Brujas, ciudad del encanto y lo oculto
Eugenia Arria
Humanista e investigadora
La lluvia nos tenía empapados. Y tenía empapada nuestra vista. Sólo veíamos pies apurados y paraguas oscilando de un lado para otro. El suelo de piedras parecía entorpecer nuestro caminar. Cada línea que las separaba formaba un río caudaloso capaz de arrasar con una comunidad entera de hormigas (y de bichos en general). Mis zapatos estaban mojados. Mis pies fríos. Sólo quería resguardarme del chapuzón. Sí, yo estaba debajo, sumergida y taponada por semejante inundación. Ya habría tiempo para ver, con los ojos bien abiertos, la ciudad. Eso pensé. Sin embargo, en el camino al hotel -supuestamente cercano y la mejor opción para cubrirnos del agua y secarnos- pude tener algunos destellos de ese lugar tan particular del que tanto me habían hablado. Vi colores y algunas formas puntiagudas. Ocres. Marrones de todas las tonalidades. Algún que otro rojizo. Más agua y puentes en forma de ‘u’ invertida. En ese momento, no podía imaginar cómo se podía estar aún más sumergido. Y seguí viendo canales de agua. Ya entendía por qué solía llamársele la “Venecia del norte”. Caminamos, ya no entre pequeños ríos que se fundaban bajo nuestros pies, sino en uno conformado por una corriente generosa de personas (entre las cuales, varios turistas como nosotros). Eso sí. Nadie me pisó, ni tropezó, ni empujó. Para mí, ya eso bastó para ser una bienvenida complaciente.

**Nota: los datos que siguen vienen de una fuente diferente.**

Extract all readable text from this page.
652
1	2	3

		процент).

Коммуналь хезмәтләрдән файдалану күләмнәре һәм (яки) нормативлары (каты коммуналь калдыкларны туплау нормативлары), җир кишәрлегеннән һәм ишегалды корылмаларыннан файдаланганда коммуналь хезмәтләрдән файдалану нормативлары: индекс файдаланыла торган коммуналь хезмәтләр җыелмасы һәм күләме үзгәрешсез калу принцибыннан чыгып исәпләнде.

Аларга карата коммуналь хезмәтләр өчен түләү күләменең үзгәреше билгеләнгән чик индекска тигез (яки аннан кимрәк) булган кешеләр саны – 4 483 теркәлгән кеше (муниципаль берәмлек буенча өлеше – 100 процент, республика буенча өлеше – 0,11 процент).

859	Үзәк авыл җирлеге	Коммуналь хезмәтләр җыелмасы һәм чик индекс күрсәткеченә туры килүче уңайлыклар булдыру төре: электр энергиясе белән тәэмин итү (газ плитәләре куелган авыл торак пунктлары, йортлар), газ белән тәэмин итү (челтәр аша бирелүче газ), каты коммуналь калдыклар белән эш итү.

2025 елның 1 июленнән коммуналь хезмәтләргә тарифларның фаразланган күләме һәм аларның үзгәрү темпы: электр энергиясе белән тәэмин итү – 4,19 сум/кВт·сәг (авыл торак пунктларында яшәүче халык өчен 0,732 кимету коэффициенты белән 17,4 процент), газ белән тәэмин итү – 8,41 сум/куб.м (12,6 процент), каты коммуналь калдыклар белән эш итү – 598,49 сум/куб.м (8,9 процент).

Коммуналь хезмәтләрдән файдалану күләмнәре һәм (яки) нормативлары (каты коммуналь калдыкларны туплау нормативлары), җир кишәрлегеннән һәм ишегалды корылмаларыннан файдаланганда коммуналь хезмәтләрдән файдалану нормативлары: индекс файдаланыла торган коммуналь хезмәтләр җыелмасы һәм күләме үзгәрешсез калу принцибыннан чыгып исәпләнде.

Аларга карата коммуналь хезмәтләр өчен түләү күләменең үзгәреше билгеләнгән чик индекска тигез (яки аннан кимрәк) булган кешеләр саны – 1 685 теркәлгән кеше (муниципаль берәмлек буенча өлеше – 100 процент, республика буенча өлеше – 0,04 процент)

Llegamos al hotel. Amabilidad por doquier. Era bastante acogedor y, en su interior, se congelaba cierta época pasada: tenía toques, decoraciones, muebles y distribuciones de espacios propios de una familia acomodada de finales del XIX. Daba la sensación más de un hogar vintage que de un hotel. Eso creí. Así lo recuerdo. Lo decimonónico se mezclaba con la arquitectura medieval de las superficies de Brujas, que es justo la característica que la hace una de las ciudades más bellas y llamativas del norte de Europa. De hecho, esta ciudad es mucho más visitada que la misma Bruselas, la capital. Y no me sorprende. No me sorprendió una vez que la lluvia se cansó de aparecer y pude ver todo con claridad. Me sentí en un cuento o en una obra teatral ambientada en el Medioevo, ¿o quizás en un grabado?: todo detalle me vislumbraba un poco sobre el pasado de la ciudad portuaria. Todos los edificios, distribuidos entre verdor y canales, me hacían pensar en miles de historias. Eso sí, todas, absolutamente todas, de carácter misterioso y algo infantil.
Paseamos todas sus callecitas en bicicleta por horas, sus parques y sus rincones como si fuera un lugar de mentira. Es decir, como si se tratara de un setting que teníamos que aprovechar antes de que lo derrumbaran por completo. Allí estaba su encanto: en que sus edificios angostos y con cimas triangulares, sus calles de piedra, su basílica hibridada entre lo románico y lo neogótico, su iglesia de torre alta y esbelta, sus árboles que se tumban para entrelazar sus brazos con el flujo del agua, sus puentes que avisan la disposición del espacio, sus tiendas apiñadas con aroma de chocolate recién hecho y sus habitantes que intercambian miradas por sonrisas, te hacen sentir como parte de una historia que no es real. El encanto, pues, reside en la atmósfera irreal de su realidad. Pero es también misteriosa: cuando llega la noche, te da la impresión de escuchar historias entre piedras y paredes. Lo oculto reside, también, en esta ciudad. Lo ficcional y lo mitológico. Los susurros y lo no-dicho. Me quedé con las ganas de descifrarlos y corretear con ellos. No tuve tiempo, sin embargo. Estuve pocos días, pero creo que los suficientes para haber dejado mi estela en bicicleta para los futuros descifradores de historias pasadas.